Cert – Recommended for ages 15+, Run-time – 1 hour 44 minutes, Director – George Gallo
Two failing film producers (Robert De Niro, Zach Braff) stage a disastrous film production in order to use the insurance money to pay debts owed to a mob boss (Morgan Freeman).
Miracle Pictures’ apt slogan runs “if it’s good it’s a miracle”. After their most recent feature is a flop due to protests over its controversial nature they find themselves owing a lot of money, specifically to mob boss Reggie Fontaine (Morgan Freeman). With a strict time limit put in place producers Max (Robert De Niro) and Walter (Zach Braff) come up with a Producers style scheme where they can make more money from not making a film than by releasing a hit – all stemming from the realisation that if they kill off the insured star they can keep the, hopefully, excessive budget and insurance money from the unfortunate incident, pay off their debts and have money left over. Of course, they can’t kill off any major stars, and so in comes washed-up Western star Duke Montana (Tommy Lee Jones).
However, as expected, the various elaborate ways in which the pair try to kill their leading man all go disastrously wrong and production goes ahead as unplanned. There’s an almost cartoon style to the ideas behind most of the ideas that appear during the film. While this might not come across in the execution it certainly causes the mind to throw back to ideas seen in the likes of Tom And Jerry and Wile E. Coyote shorts. Even the narrative brings about thoughts of other works where other, very similar, ideas have been seen before. It pushes the generally repetitious nature of the film, something which is boosted even more by the fact that the majority of time is spent showing small chunks of De Niro and Braff’s hapless producers desperately trying to see their plan succeed.
It appears that the film, however, doesn’t realise how recognisable it is. How accustomed viewers have become to stories such as this – the narrative is set in 1973, by this point we’d have already seen a handful of films and shorts along these lines. Throughout scenes are lined with a forceful score, loudly pushing the fact that is meant to be a comedy, and we’re meant to be laughing. Even some of the performances appear to be saying this, De Niro appears to be giving a performance as overdone, and perhaps even dodgy, as his character’s hair and distracting moustache (and not the good kind). Unfortunately, such elements add up to create something that feels almost too in-your-face to make anything properly amusing, the laughs are barred from coming through due to the obviousness in the delivery.
The use of studio backlot sets and the style of some scenes involving Jones’ former star avoiding death do have some slight style to them.

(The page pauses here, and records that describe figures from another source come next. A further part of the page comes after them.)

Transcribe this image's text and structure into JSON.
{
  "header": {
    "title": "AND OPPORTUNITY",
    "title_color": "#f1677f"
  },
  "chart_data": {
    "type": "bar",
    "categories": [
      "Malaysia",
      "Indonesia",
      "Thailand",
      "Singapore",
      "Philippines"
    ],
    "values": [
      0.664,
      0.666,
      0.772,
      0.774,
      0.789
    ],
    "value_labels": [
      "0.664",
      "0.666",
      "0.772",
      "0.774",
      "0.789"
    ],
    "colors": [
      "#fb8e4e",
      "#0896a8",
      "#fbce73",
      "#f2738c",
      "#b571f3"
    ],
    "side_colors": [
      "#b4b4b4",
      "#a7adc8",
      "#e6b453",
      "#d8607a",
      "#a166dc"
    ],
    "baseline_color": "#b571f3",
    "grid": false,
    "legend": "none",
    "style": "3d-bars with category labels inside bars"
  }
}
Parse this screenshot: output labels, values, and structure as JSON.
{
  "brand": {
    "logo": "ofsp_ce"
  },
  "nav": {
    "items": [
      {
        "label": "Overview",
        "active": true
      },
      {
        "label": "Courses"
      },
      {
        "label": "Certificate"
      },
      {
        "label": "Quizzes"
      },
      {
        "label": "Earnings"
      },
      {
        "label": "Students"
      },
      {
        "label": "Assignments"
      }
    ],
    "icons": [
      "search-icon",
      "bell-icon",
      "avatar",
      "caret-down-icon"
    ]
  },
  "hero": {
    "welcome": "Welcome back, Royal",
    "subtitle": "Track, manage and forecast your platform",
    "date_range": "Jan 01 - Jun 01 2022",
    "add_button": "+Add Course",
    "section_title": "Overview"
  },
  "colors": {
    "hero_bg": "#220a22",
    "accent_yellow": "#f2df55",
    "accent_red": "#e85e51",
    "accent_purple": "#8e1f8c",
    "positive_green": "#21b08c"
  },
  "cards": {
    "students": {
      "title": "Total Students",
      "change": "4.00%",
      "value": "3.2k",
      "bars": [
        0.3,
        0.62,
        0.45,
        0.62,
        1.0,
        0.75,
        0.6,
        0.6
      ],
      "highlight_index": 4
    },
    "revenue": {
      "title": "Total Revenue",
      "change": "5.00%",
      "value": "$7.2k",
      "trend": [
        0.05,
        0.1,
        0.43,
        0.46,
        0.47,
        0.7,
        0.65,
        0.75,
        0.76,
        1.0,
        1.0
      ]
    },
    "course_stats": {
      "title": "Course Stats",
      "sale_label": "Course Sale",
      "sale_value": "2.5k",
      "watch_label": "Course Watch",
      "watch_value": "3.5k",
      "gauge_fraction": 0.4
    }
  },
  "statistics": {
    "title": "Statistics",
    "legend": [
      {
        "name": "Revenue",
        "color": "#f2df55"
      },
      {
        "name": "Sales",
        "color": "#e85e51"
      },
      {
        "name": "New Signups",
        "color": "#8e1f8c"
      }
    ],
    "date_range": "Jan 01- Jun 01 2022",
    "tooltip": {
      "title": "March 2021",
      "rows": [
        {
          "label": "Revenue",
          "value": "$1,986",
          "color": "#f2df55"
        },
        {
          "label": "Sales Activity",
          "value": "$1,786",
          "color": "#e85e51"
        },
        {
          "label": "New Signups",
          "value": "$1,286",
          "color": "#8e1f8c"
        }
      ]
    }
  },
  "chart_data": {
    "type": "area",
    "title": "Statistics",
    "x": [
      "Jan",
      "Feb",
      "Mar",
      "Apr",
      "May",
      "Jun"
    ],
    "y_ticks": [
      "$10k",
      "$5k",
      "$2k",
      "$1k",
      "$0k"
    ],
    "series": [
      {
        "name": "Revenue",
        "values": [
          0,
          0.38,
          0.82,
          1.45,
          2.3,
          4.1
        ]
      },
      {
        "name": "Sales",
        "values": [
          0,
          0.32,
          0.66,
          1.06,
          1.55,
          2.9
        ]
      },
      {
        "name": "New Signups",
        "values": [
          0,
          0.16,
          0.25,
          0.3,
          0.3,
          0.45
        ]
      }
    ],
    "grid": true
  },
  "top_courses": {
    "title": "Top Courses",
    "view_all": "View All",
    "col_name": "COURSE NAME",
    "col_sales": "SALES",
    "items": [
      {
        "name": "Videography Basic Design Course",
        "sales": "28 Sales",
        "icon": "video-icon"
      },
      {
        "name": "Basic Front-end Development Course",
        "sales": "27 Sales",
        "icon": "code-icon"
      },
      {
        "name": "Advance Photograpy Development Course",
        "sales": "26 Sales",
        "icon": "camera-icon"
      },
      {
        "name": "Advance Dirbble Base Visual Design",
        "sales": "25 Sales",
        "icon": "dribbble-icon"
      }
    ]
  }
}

Certainly not anything overly unique but it does prove that there is something watchable here within the repetitious nature of the piece. We may have seen this plenty of times before, and that does mean that a light feeling of tiredness sets in at some point and hangs over the remainder of the piece, but this certainly isn’t an overly bad film – it’s more simply weak. Where it mostly alters is in the forceful nature of a number of elements that either appear to not have enough face in the film as it is and the repetition that begins to make The Comeback Trail feel longer than it should be. If some of the more overblown elements were also taken out there could at least be a slightly more satisfying return to the intentional disaster/flop gone wrong style of comedy.
More weak than bad, The Comeback Trail falters because of its often overblown, repetitious style making gags and sequences too obvious to be properly enjoyable.